Look, I realize talking you into a 500-page novel about trees could be a tough sell. But what if I told you that Richard Powers' new novel The Overstory could quite literally change your life. It's that powerful; as immense and magisterial as the trees it's about. If the measure of a good novel is one that gets you to see the world differently, or think more openly, then this is an absolute masterpiece. Powers writes: “The best arguments in the world won’t change a person’s mind. The only thing that can do that is a good story.”
And wow, is this a good story. Through the interconnected tales of nine characters, Powers asks us to really think about our place in the world. How should humans see where they belong in nature, much of which has obviously been here long before humans were? Indeed, near the end of the novel, Powers presents us with the famous thought experiment: If the time frame of the Earth's existence is thought of as a 24-hour day, humans in our current form have only arrived four seconds before midnight. Four seconds!
And so thinking in those terms helps you frame the central question about our place in the world generally but living symbiotically with nature specifically. As Powers writes, "This is not our world with trees in it. It's a world of trees where humans have just arrived." I don't know about you, but I get chills when I think about that. If you've read the brilliant novel Ishmael, by Daniel Quinn, a an oft-cited, foundational piece of environmental literature, Powers' message here builds on an idea presented in that story as well: That we are made for nature, not nature for us.
But it should be made clear that this novel isn't just 500 pages of high-minded environmentalism.
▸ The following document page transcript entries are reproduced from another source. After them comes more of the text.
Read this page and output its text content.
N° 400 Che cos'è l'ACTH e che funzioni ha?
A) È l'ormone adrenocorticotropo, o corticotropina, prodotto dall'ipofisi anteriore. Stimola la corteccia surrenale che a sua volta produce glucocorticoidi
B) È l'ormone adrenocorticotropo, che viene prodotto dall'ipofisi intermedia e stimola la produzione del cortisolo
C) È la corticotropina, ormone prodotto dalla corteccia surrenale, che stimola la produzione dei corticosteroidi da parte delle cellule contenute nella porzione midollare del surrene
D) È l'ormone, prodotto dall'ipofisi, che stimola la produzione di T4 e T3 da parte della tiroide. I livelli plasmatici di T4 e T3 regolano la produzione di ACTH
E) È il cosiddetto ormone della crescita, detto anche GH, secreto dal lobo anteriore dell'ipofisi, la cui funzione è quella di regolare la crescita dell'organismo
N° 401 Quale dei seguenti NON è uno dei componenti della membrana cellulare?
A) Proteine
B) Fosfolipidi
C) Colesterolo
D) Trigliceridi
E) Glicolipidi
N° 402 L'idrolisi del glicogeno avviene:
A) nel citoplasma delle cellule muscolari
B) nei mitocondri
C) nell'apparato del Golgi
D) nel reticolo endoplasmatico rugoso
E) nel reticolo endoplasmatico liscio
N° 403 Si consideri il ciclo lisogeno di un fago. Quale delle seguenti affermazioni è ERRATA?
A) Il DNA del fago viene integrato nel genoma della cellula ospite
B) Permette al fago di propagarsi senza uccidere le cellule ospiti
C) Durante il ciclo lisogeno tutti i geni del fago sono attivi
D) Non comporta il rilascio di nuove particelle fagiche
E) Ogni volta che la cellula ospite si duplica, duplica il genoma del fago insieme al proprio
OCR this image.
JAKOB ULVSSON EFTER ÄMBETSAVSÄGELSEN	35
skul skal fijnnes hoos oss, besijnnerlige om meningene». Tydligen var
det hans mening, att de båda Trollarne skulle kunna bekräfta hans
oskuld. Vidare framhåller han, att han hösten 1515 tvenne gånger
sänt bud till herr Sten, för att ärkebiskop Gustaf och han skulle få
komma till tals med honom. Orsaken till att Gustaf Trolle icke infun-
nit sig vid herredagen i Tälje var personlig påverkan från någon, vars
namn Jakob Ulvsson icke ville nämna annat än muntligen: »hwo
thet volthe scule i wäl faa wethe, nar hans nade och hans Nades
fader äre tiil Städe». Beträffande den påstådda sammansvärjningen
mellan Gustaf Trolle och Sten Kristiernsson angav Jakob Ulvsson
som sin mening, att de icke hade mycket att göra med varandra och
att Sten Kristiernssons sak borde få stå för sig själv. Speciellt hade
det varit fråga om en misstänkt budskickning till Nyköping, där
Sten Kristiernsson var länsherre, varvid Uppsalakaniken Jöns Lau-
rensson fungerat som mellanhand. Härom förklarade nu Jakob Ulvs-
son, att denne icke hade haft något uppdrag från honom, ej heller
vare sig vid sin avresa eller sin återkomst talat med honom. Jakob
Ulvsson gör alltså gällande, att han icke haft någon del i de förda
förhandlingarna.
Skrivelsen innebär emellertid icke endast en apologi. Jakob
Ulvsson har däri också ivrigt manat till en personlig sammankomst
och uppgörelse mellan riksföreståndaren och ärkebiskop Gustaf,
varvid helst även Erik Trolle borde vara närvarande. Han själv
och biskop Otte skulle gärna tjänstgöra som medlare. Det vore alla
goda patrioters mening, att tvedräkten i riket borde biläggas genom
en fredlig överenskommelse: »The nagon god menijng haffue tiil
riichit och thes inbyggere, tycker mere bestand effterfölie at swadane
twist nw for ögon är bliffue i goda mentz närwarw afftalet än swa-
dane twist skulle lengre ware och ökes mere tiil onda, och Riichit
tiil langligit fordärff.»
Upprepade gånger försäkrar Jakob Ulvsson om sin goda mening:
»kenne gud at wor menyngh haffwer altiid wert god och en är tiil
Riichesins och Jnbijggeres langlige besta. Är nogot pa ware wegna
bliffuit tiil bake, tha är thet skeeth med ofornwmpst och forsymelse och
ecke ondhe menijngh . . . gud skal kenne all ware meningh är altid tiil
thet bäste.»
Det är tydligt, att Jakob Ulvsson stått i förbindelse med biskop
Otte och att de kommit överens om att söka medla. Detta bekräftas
It's a fascinating story of people, each of whom is affected by trees in different ways. We spend the first 150 pages meeting each character, in a summary of how each got to the starting line of the story. And then the story starts — and what a story!
An artist and a college student who has a near-death experience find each other and their way into activism — spending several months living in a tree. A woman named Patricia spends her entire life studying trees, and is constantly amazed at how trees in a forest protect each other and can even communicate. She writes a hugely influential book title The Secret Forest that finds its way into the hands of all the other characters at some point. A computer programmer named Neelay falls out of a tree as a young boy, is paralyzed, and then spends his life building computer games in which players can inhabit a fully digital world. There's a psychologist who studies activists, a married couple, and a young Chinese-American woman who spends the novel shifting career paths several times.
All of these characters' intersect with each other at some point in the story, mimicking the idea that not only are we all connected in some way or another, but so is nature. But one of the more interesting character-driven aspects of the story is the role of activism. What causes a person to become an activist, to see what others don't or can't or refuse to? And further, what causes that activist to turn violent? At what point does a person talk himself into the ends justifying the means?
I intensely loved this book. And it's not just me — it has an average rating of 4.38 on Goodreads, which is nearly Harry Potter-level high. And Ron Charles, The Washington Post's book critic, says The Overstory "soars up through the canopy of American literature and remakes the landscape of environmental fiction," among many other very nice things. Every year or so, there's a novel for which I become a borderline-annoying book evangelist. This one is it. Read it!
(If you want to read a long exegesis of this novel, Nathaniel Rich, whose novel King Zeno I really enjoyed as well, wrote this piece in the most recent issue of The Atlantic. He's firm and fair and points out some of the flaws and potential logical shortcomings in Powers' argument. But my issue with Rich's piece is that I never got a sense of the simple question of whether or not he liked the novel.)